Mais le sauvetage de l'usine survient à la veille de la chute brutale du diesel. Déjà en France, les moteurs diesel sont en baisse depuis que les pouvoirs publics lui ont déclaré la guerre. Le scandale Volkswagen en septembre 2016 précipitera cette technologie dans un inexorable déclin. En France, les voitures diesel n'ont représenté que 48% des ventes en 2017 contre 77% en 2012.

L'usine de Rodez supportera de plein fouet cette hécatombe car la direction n'a pas voulu voir venir la crise du diesel. Impossible dès lors de tenir avec une usine entière sans cumuler des pertes. Et les perspectives ne présagent rien de bon. Tous les cabinets de conseil tablent sur une poursuite de la baisse des moteurs diesels. Les constructeurs eux-mêmes se désengagent de cette technologie. Renault, le premier client de Rodez avec 90% des commandes, a annoncé réduire son catalogue de moteurs diesel à terme, tout en ayant renouvelé ses commandes d'injecteurs diesel à Bosch, mais auprès de l'usine de Bursa en Turquie, à proximité de sa propre usine automobile qui fabrique notamment des Clio.

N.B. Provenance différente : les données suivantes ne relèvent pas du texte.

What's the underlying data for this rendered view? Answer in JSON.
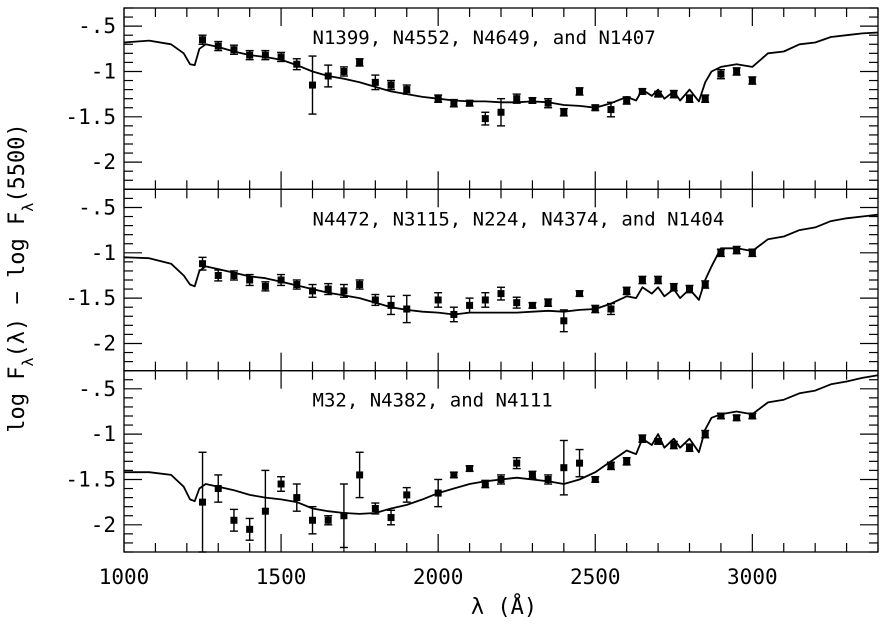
{
  "chart_data": {
    "type": "line",
    "xlabel": "λ (Å)",
    "ylabel": "log F_λ(λ) − log F_λ(5500)",
    "xlim": [
      1000,
      3400
    ],
    "x_ticks": [
      1000,
      1500,
      2000,
      2500,
      3000
    ],
    "ylim": [
      -2.3,
      -0.3
    ],
    "y_tick_labels": [
      "-.5",
      "-1",
      "-1.5",
      "-2"
    ],
    "y_tick_values": [
      -0.5,
      -1,
      -1.5,
      -2
    ],
    "grid": false,
    "panels": [
      {
        "label": "N1399, N4552, N4649, and N1407",
        "model_line": {
          "x": [
            1000,
            1080,
            1150,
            1190,
            1210,
            1225,
            1240,
            1260,
            1300,
            1350,
            1400,
            1450,
            1500,
            1550,
            1600,
            1650,
            1700,
            1750,
            1800,
            1850,
            1900,
            1950,
            2000,
            2050,
            2100,
            2150,
            2200,
            2250,
            2300,
            2350,
            2400,
            2450,
            2500,
            2550,
            2600,
            2630,
            2650,
            2680,
            2700,
            2720,
            2750,
            2770,
            2800,
            2830,
            2850,
            2870,
            2900,
            2950,
            3000,
            3050,
            3100,
            3150,
            3200,
            3250,
            3300,
            3350,
            3400
          ],
          "y": [
            -0.68,
            -0.66,
            -0.7,
            -0.8,
            -0.92,
            -0.93,
            -0.75,
            -0.7,
            -0.73,
            -0.78,
            -0.82,
            -0.84,
            -0.87,
            -0.93,
            -1.0,
            -1.05,
            -1.08,
            -1.12,
            -1.17,
            -1.22,
            -1.25,
            -1.28,
            -1.3,
            -1.32,
            -1.33,
            -1.33,
            -1.34,
            -1.34,
            -1.33,
            -1.34,
            -1.37,
            -1.38,
            -1.4,
            -1.35,
            -1.28,
            -1.32,
            -1.2,
            -1.27,
            -1.2,
            -1.3,
            -1.22,
            -1.32,
            -1.2,
            -1.33,
            -1.12,
            -1.0,
            -0.95,
            -0.92,
            -0.95,
            -0.8,
            -0.78,
            -0.7,
            -0.68,
            -0.62,
            -0.6,
            -0.58,
            -0.57
          ]
        },
        "points": [
          {
            "x": 1250,
            "y": -0.65,
            "err": 0.05
          },
          {
            "x": 1300,
            "y": -0.72,
            "err": 0.05
          },
          {
            "x": 1350,
            "y": -0.76,
            "err": 0.05
          },
          {
            "x": 1400,
            "y": -0.82,
            "err": 0.05
          },
          {
            "x": 1450,
            "y": -0.82,
            "err": 0.05
          },
          {
            "x": 1500,
            "y": -0.84,
            "err": 0.05
          },
          {
            "x": 1550,
            "y": -0.92,
            "err": 0.06
          },
          {
            "x": 1600,
            "y": -1.15,
            "err": 0.32
          },
          {
            "x": 1650,
            "y": -1.05,
            "err": 0.12
          },
          {
            "x": 1700,
            "y": -1.0,
            "err": 0.05
          },
          {
            "x": 1750,
            "y": -0.9,
            "err": 0.04
          },
          {
            "x": 1800,
            "y": -1.12,
            "err": 0.08
          },
          {
            "x": 1850,
            "y": -1.15,
            "err": 0.05
          },
          {
            "x": 1900,
            "y": -1.2,
            "err": 0.05
          },
          {
            "x": 2000,
            "y": -1.3,
            "err": 0.04
          },
          {
            "x": 2050,
            "y": -1.35,
            "err": 0.04
          },
          {
            "x": 2100,
            "y": -1.35,
            "err": 0.03
          },
          {
            "x": 2150,
            "y": -1.52,
            "err": 0.07
          },
          {
            "x": 2200,
            "y": -1.45,
            "err": 0.15
          },
          {
            "x": 2250,
            "y": -1.3,
            "err": 0.05
          },
          {
            "x": 2300,
            "y": -1.32,
            "err": 0.03
          },
          {
            "x": 2350,
            "y": -1.35,
            "err": 0.05
          },
          {
            "x": 2400,
            "y": -1.45,
            "err": 0.04
          },
          {
            "x": 2450,
            "y": -1.22,
            "err": 0.04
          },
          {
            "x": 2500,
            "y": -1.4,
            "err": 0.03
          },
          {
            "x": 2550,
            "y": -1.42,
            "err": 0.08
          },
          {
            "x": 2600,
            "y": -1.32,
            "err": 0.04
          },
          {
            "x": 2650,
            "y": -1.22,
            "err": 0.03
          },
          {
            "x": 2700,
            "y": -1.25,
            "err": 0.03
          },
          {
            "x": 2750,
            "y": -1.25,
            "err": 0.04
          },
          {
            "x": 2800,
            "y": -1.3,
            "err": 0.04
          },
          {
            "x": 2850,
            "y": -1.3,
            "err": 0.04
          },
          {
            "x": 2900,
            "y": -1.03,
            "err": 0.05
          },
          {
            "x": 2950,
            "y": -1.0,
            "err": 0.04
          },
          {
            "x": 3000,
            "y": -1.1,
            "err": 0.04
          }
        ]
      },
      {
        "label": "N4472, N3115, N224, N4374, and N1404",
        "model_line": {
          "x": [
            1000,
            1080,
            1150,
            1190,
            1210,
            1225,
            1240,
            1260,
            1300,
            1350,
            1400,
            1450,
            1500,
            1550,
            1600,
            1650,
            1700,
            1750,
            1800,
            1850,
            1900,
            1950,
            2000,
            2050,
            2100,
            2150,
            2200,
            2250,
            2300,
            2350,
            2400,
            2450,
            2500,
            2550,
            2600,
            2630,
            2650,
            2680,
            2700,
            2720,
            2750,
            2770,
            2800,
            2830,
            2850,
            2870,
            2900,
            2950,
            3000,
            3050,
            3100,
            3150,
            3200,
            3250,
            3300,
            3350,
            3400
          ],
          "y": [
            -1.05,
            -1.06,
            -1.12,
            -1.25,
            -1.35,
            -1.37,
            -1.2,
            -1.15,
            -1.18,
            -1.22,
            -1.26,
            -1.28,
            -1.32,
            -1.36,
            -1.4,
            -1.44,
            -1.47,
            -1.5,
            -1.55,
            -1.6,
            -1.63,
            -1.65,
            -1.66,
            -1.68,
            -1.66,
            -1.66,
            -1.66,
            -1.66,
            -1.65,
            -1.64,
            -1.65,
            -1.63,
            -1.62,
            -1.56,
            -1.48,
            -1.5,
            -1.38,
            -1.45,
            -1.38,
            -1.48,
            -1.4,
            -1.5,
            -1.4,
            -1.52,
            -1.3,
            -1.15,
            -0.95,
            -0.95,
            -0.98,
            -0.85,
            -0.82,
            -0.75,
            -0.72,
            -0.65,
            -0.62,
            -0.6,
            -0.58
          ]
        },
        "points": [
          {
            "x": 1250,
            "y": -1.12,
            "err": 0.07
          },
          {
            "x": 1300,
            "y": -1.25,
            "err": 0.06
          },
          {
            "x": 1350,
            "y": -1.25,
            "err": 0.05
          },
          {
            "x": 1400,
            "y": -1.3,
            "err": 0.06
          },
          {
            "x": 1450,
            "y": -1.37,
            "err": 0.05
          },
          {
            "x": 1500,
            "y": -1.3,
            "err": 0.06
          },
          {
            "x": 1550,
            "y": -1.35,
            "err": 0.05
          },
          {
            "x": 1600,
            "y": -1.42,
            "err": 0.07
          },
          {
            "x": 1650,
            "y": -1.4,
            "err": 0.06
          },
          {
            "x": 1700,
            "y": -1.42,
            "err": 0.07
          },
          {
            "x": 1750,
            "y": -1.35,
            "err": 0.05
          },
          {
            "x": 1800,
            "y": -1.52,
            "err": 0.06
          },
          {
            "x": 1850,
            "y": -1.58,
            "err": 0.1
          },
          {
            "x": 1900,
            "y": -1.62,
            "err": 0.15
          },
          {
            "x": 2000,
            "y": -1.52,
            "err": 0.08
          },
          {
            "x": 2050,
            "y": -1.68,
            "err": 0.08
          },
          {
            "x": 2100,
            "y": -1.58,
            "err": 0.08
          },
          {
            "x": 2150,
            "y": -1.52,
            "err": 0.08
          },
          {
            "x": 2200,
            "y": -1.45,
            "err": 0.07
          },
          {
            "x": 2250,
            "y": -1.55,
            "err": 0.06
          },
          {
            "x": 2300,
            "y": -1.58,
            "err": 0.03
          },
          {
            "x": 2350,
            "y": -1.55,
            "err": 0.04
          },
          {
            "x": 2400,
            "y": -1.75,
            "err": 0.12
          },
          {
            "x": 2450,
            "y": -1.45,
            "err": 0.03
          },
          {
            "x": 2500,
            "y": -1.62,
            "err": 0.04
          },
          {
            "x": 2550,
            "y": -1.62,
            "err": 0.06
          },
          {
            "x": 2600,
            "y": -1.42,
            "err": 0.04
          },
          {
            "x": 2650,
            "y": -1.3,
            "err": 0.04
          },
          {
            "x": 2700,
            "y": -1.3,
            "err": 0.04
          },
          {
            "x": 2750,
            "y": -1.38,
            "err": 0.04
          },
          {
            "x": 2800,
            "y": -1.4,
            "err": 0.04
          },
          {
            "x": 2850,
            "y": -1.35,
            "err": 0.04
          },
          {
            "x": 2900,
            "y": -1.0,
            "err": 0.04
          },
          {
            "x": 2950,
            "y": -0.97,
            "err": 0.04
          },
          {
            "x": 3000,
            "y": -1.0,
            "err": 0.04
          }
        ]
      },
      {
        "label": "M32, N4382, and N4111",
        "model_line": {
          "x": [
            1000,
            1080,
            1150,
            1190,
            1210,
            1225,
            1240,
            1260,
            1300,
            1350,
            1400,
            1450,
            1500,
            1550,
            1600,
            1650,
            1700,
            1750,
            1800,
            1850,
            1900,
            1950,
            2000,
            2050,
            2100,
            2150,
            2200,
            2250,
            2300,
            2350,
            2400,
            2450,
            2500,
            2550,
            2600,
            2630,
            2650,
            2680,
            2700,
            2720,
            2750,
            2770,
            2800,
            2830,
            2850,
            2870,
            2900,
            2950,
            3000,
            3050,
            3100,
            3150,
            3200,
            3250,
            3300,
            3350,
            3400
          ],
          "y": [
            -1.42,
            -1.42,
            -1.45,
            -1.58,
            -1.72,
            -1.74,
            -1.6,
            -1.55,
            -1.58,
            -1.62,
            -1.67,
            -1.7,
            -1.72,
            -1.75,
            -1.82,
            -1.85,
            -1.87,
            -1.88,
            -1.87,
            -1.82,
            -1.78,
            -1.72,
            -1.65,
            -1.6,
            -1.55,
            -1.52,
            -1.5,
            -1.48,
            -1.5,
            -1.52,
            -1.55,
            -1.5,
            -1.42,
            -1.3,
            -1.18,
            -1.22,
            -1.05,
            -1.12,
            -1.0,
            -1.15,
            -1.05,
            -1.15,
            -1.05,
            -1.2,
            -0.95,
            -0.82,
            -0.78,
            -0.75,
            -0.78,
            -0.65,
            -0.62,
            -0.55,
            -0.52,
            -0.45,
            -0.42,
            -0.38,
            -0.35
          ]
        },
        "points": [
          {
            "x": 1250,
            "y": -1.75,
            "err": 0.55
          },
          {
            "x": 1300,
            "y": -1.6,
            "err": 0.15
          },
          {
            "x": 1350,
            "y": -1.95,
            "err": 0.12
          },
          {
            "x": 1400,
            "y": -2.05,
            "err": 0.12
          },
          {
            "x": 1450,
            "y": -1.85,
            "err": 0.45
          },
          {
            "x": 1500,
            "y": -1.55,
            "err": 0.08
          },
          {
            "x": 1550,
            "y": -1.7,
            "err": 0.15
          },
          {
            "x": 1600,
            "y": -1.95,
            "err": 0.15
          },
          {
            "x": 1650,
            "y": -1.95,
            "err": 0.05
          },
          {
            "x": 1700,
            "y": -1.9,
            "err": 0.35
          },
          {
            "x": 1750,
            "y": -1.45,
            "err": 0.25
          },
          {
            "x": 1800,
            "y": -1.82,
            "err": 0.06
          },
          {
            "x": 1850,
            "y": -1.92,
            "err": 0.08
          },
          {
            "x": 1900,
            "y": -1.67,
            "err": 0.08
          },
          {
            "x": 2000,
            "y": -1.65,
            "err": 0.15
          },
          {
            "x": 2050,
            "y": -1.45,
            "err": 0.03
          },
          {
            "x": 2100,
            "y": -1.38,
            "err": 0.03
          },
          {
            "x": 2150,
            "y": -1.55,
            "err": 0.04
          },
          {
            "x": 2200,
            "y": -1.5,
            "err": 0.05
          },
          {
            "x": 2250,
            "y": -1.32,
            "err": 0.06
          },
          {
            "x": 2300,
            "y": -1.45,
            "err": 0.04
          },
          {
            "x": 2350,
            "y": -1.5,
            "err": 0.05
          },
          {
            "x": 2400,
            "y": -1.37,
            "err": 0.3
          },
          {
            "x": 2450,
            "y": -1.32,
            "err": 0.15
          },
          {
            "x": 2500,
            "y": -1.5,
            "err": 0.03
          },
          {
            "x": 2550,
            "y": -1.35,
            "err": 0.04
          },
          {
            "x": 2600,
            "y": -1.3,
            "err": 0.04
          },
          {
            "x": 2650,
            "y": -1.05,
            "err": 0.04
          },
          {
            "x": 2700,
            "y": -1.08,
            "err": 0.03
          },
          {
            "x": 2750,
            "y": -1.12,
            "err": 0.04
          },
          {
            "x": 2800,
            "y": -1.15,
            "err": 0.04
          },
          {
            "x": 2850,
            "y": -1.0,
            "err": 0.04
          },
          {
            "x": 2900,
            "y": -0.8,
            "err": 0.03
          },
          {
            "x": 2950,
            "y": -0.82,
            "err": 0.03
          },
          {
            "x": 3000,
            "y": -0.8,
            "err": 0.03
          }
        ]
      }
    ]
  }
}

Bosch, un acteur de choix pour reconvertir le site

Pour le gouvernement français, la seule solution pour sauver l'usine de Rodez est d'engager sa reconversion dans de nouvelles activités. Bosch n'en manque pas puisque l'allemand est un conglomérat industriel extrêmement diversifié qui va de l'équipement automobile, à l'outillage en passant par l'électroménager...

D'autant que le secteur des équipementiers automobiles français a actuellement le vent en poupe. Les usines automobiles françaises tournent à plein régime pour répondre à une forte demande et l'Espagne, à proximité, est désormais un des premiers constructeurs automobiles européens. En outre, Bosch n'a rien à envier aux innovations françaises en matière d'équipements automobiles puisque l'allemand se situe au premier rang mondial loin devant les français.

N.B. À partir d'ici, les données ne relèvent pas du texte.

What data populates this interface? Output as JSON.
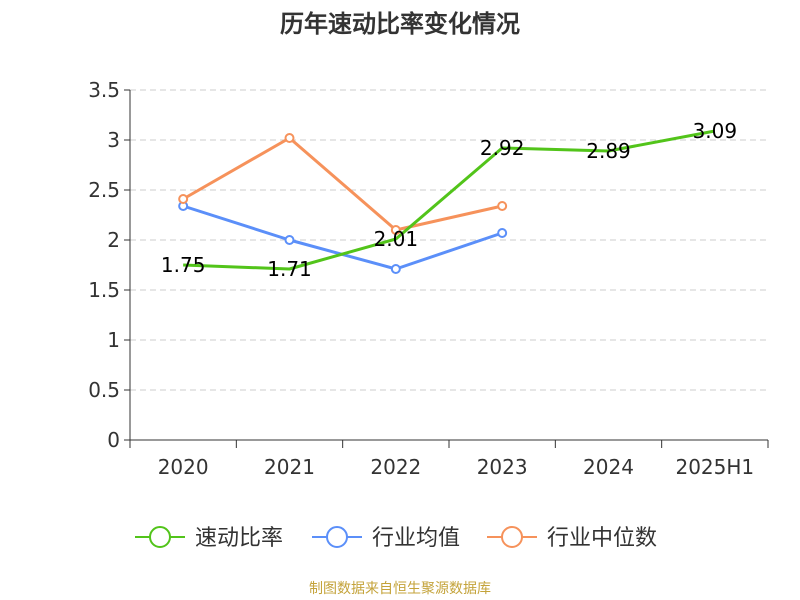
{
  "chart_data": {
    "type": "line",
    "title": "历年速动比率变化情况",
    "categories": [
      "2020",
      "2021",
      "2022",
      "2023",
      "2024",
      "2025H1"
    ],
    "y_ticks": [
      "0",
      "0.5",
      "1",
      "1.5",
      "2",
      "2.5",
      "3",
      "3.5"
    ],
    "ylim": [
      0,
      3.5
    ],
    "grid": true,
    "legend_position": "bottom",
    "series": [
      {
        "name": "速动比率",
        "color": "#52c41a",
        "values": [
          1.75,
          1.71,
          2.01,
          2.92,
          2.89,
          3.09
        ],
        "labels": [
          "1.75",
          "1.71",
          "2.01",
          "2.92",
          "2.89",
          "3.09"
        ]
      },
      {
        "name": "行业均值",
        "color": "#5b8ff9",
        "values": [
          2.34,
          2.0,
          1.71,
          2.07,
          null,
          null
        ]
      },
      {
        "name": "行业中位数",
        "color": "#f6925b",
        "values": [
          2.41,
          3.02,
          2.1,
          2.34,
          null,
          null
        ]
      }
    ]
  },
  "source_text": "制图数据来自恒生聚源数据库"
}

Lire aussi: Comment les équipementiers automobiles français se sont imposés au monde

De plus, Bosch ne veut pas se fâcher avec les autorités françaises, et encore moins avec l'opinion. Cette entreprise non cotée qui a le statut de fondation a tissé des liens historiques avec la France qu'elle considère comme son second marché domestique. Implantée dès 1899 dans l'Hexagone, l'entreprise n'a cessé de s'y développer. Dernièrement, il a inauguré l'extension de son siège à Saint Ouen avec son « campus ». Il s'agit d'un centre R&D sur fond d'ambiance startup. Aujourd'hui, l'entreprise emploie 8.000 personnes en France.

Il faudra néanmoins compter entre 300 et 450 personnes en moins dans l'Aveyron, selon les syndicats. Car l'entreprise a seulement consenti de sauver une ligne sur les deux actuellement en marche à Rodez en y investissant 14 millions d'euros. Elle a promis de réfléchir à un projet de reconversion du site, à condition de signer un nouvel accord de compétitivité avec les syndicats. L'histoire dira alors ce qu'il adviendra de cette usine qui compte 1.600 salariés aujourd'hui, mais en comptait 2.100 hier en 2001.